Wedding Gown History Profile: Priscilla Kidder
Priscilla Kidder opened her business in 1945 in a small townhouse in Boston. The first week, she had sales of $10,000; all in wedding gowns! In an era when the average wedding gown cost $35, this is amazing.
Born Priscilla Comins in Quincy, Massachusetts in 1918, she learned to sew at a young age from her mother. She designed and sewed doll clothes as a girl and opened her own yarn shop (a girl after my own heart!) after graduating from the local high school. She then went on to study at the New England School of Design and took a job at the R.H. White department store, working her way from model to sales associate to assistant buyer in the bridal department.
Her first shop, opened with the help and support of her husband James was called “The Bride’s Shop”; her sister Natalie was her design partner. Priscilla was truly invested in the family business model and stayed involved in all aspects of the business until she sold it to Priscilla Kaneb in 1993.
I first became interested in learning more about Priscilla and her Priscilla of Boston line when I found a beautiful - but in poor condition - PoB gown from the 1960s for sale online.
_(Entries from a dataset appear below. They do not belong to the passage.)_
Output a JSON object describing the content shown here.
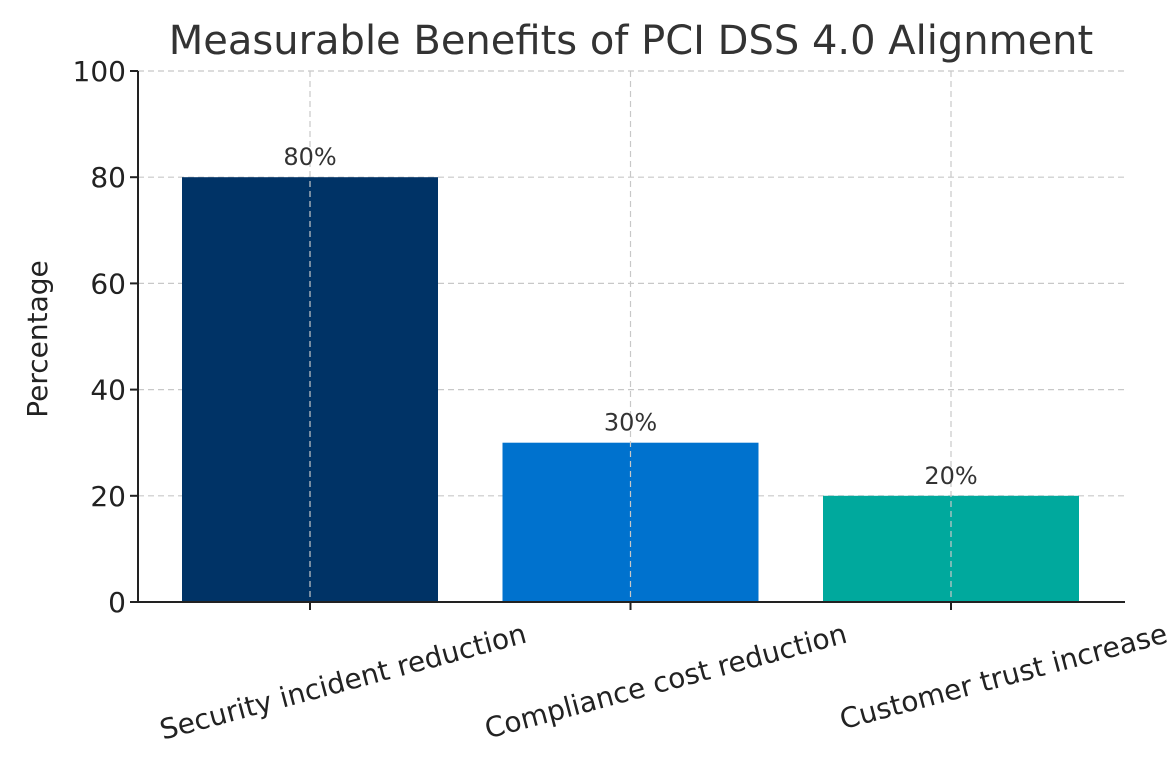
{
  "chart_data": {
    "type": "bar",
    "title": "Measurable Benefits of PCI DSS 4.0 Alignment",
    "xlabel": "",
    "ylabel": "Percentage",
    "categories": [
      "Security incident reduction",
      "Compliance cost reduction",
      "Customer trust increase"
    ],
    "values": [
      80,
      30,
      20
    ],
    "value_labels": [
      "80%",
      "30%",
      "20%"
    ],
    "colors": [
      "#003366",
      "#0072CE",
      "#00A99D"
    ],
    "ylim": [
      0,
      100
    ],
    "yticks": [
      0,
      20,
      40,
      60,
      80,
      100
    ],
    "grid": true
  }
}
This was at the beginning of my gown restoration career and the gown was cheap, so I bought it as a learning piece. The gown was nearly orange and brown when I received it, but whitened beautifully and turned out to be a spectacular piece. I later sold it to a bride who wore it for her wedding, 50 years after it was made.
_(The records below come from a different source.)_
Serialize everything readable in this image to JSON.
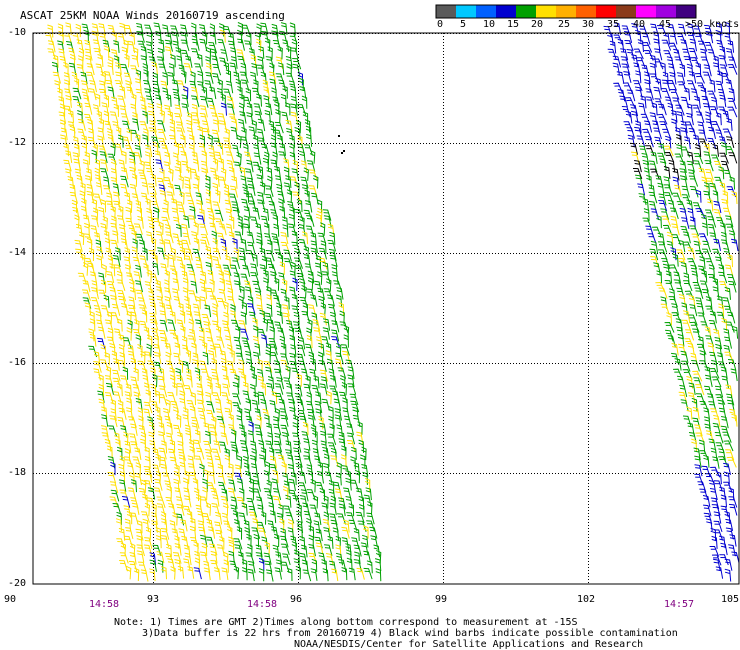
{
  "title": "ASCAT 25KM NOAA Winds 20160719 ascending",
  "colorbar": {
    "colors": [
      "#5a5a5a",
      "#00c8ff",
      "#0060ff",
      "#0000d0",
      "#00a000",
      "#ffe000",
      "#ffb000",
      "#ff6000",
      "#ff0000",
      "#8b3a1a",
      "#ff00ff",
      "#a000e0",
      "#400080"
    ],
    "labels": [
      "0",
      "5",
      "10",
      "15",
      "20",
      "25",
      "30",
      "35",
      "40",
      "45",
      ">50 knots"
    ]
  },
  "axes": {
    "lat_labels": [
      "-10",
      "-12",
      "-14",
      "-16",
      "-18",
      "-20"
    ],
    "lon_labels": [
      "90",
      "93",
      "96",
      "99",
      "102",
      "105"
    ]
  },
  "pass_times": [
    "14:58",
    "14:58",
    "14:57"
  ],
  "notes": [
    "Note: 1) Times are GMT 2)Times along bottom correspond to measurement at -15S",
    "3)Data buffer is 22 hrs from 20160719 4) Black wind barbs indicate possible contamination",
    "NOAA/NESDIS/Center for Satellite Applications and Research"
  ],
  "legend_colors": {
    "light": "#ffe000",
    "moderate": "#00a000",
    "blue": "#0000d0",
    "black": "#000000"
  }
}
My favorite Priscilla of Boston gown was the one that Priscilla herself designed for Tricia Nixon to wear when she married Edward C. Cox in 1971 in a White House wedding. The gown is a timeless and gracious silhouette with the most beautiful lace work and applique.
Other notables who wore Priscilla’s designs were Tricia’s sister Julie Nixon, Luci and Lynda Bird Johnson, and Barbara Eisenhower. She also designed the bridesmaid dresses for the wedding of Princess Grace of Monaco.
In my research on Priscilla, it became obvious that she was not afraid to speak her mind and share her opinions on wedding gown style and the industry. She did not enjoy it when the grooms would be part of the wedding gown shopping, she said they had “terrible taste”. She was certainly a traditionalist who thought gowns should be feminine and classic.
Priscilla was, however, one of the first to design a line of wedding gowns specifically for the second-time bride with shades of pink and blush. She was also one of the first to design for the petite bride; the line was first called “Teeny” and then changed to “Petite”.
Quality was important to her; she loved knowing that a gown would last for generations. In fact, she was in the business long enough to alter some of her own designs for the daughters of the original brides for whom the gowns were made.
My favorite quote from Priscilla herself about weddings? “You can't have a perfect wedding. The ones that do -- it's a bore.” Now those are words of comfort to brides, mothers, and all of us who work hard to make weddings nearly-perfect!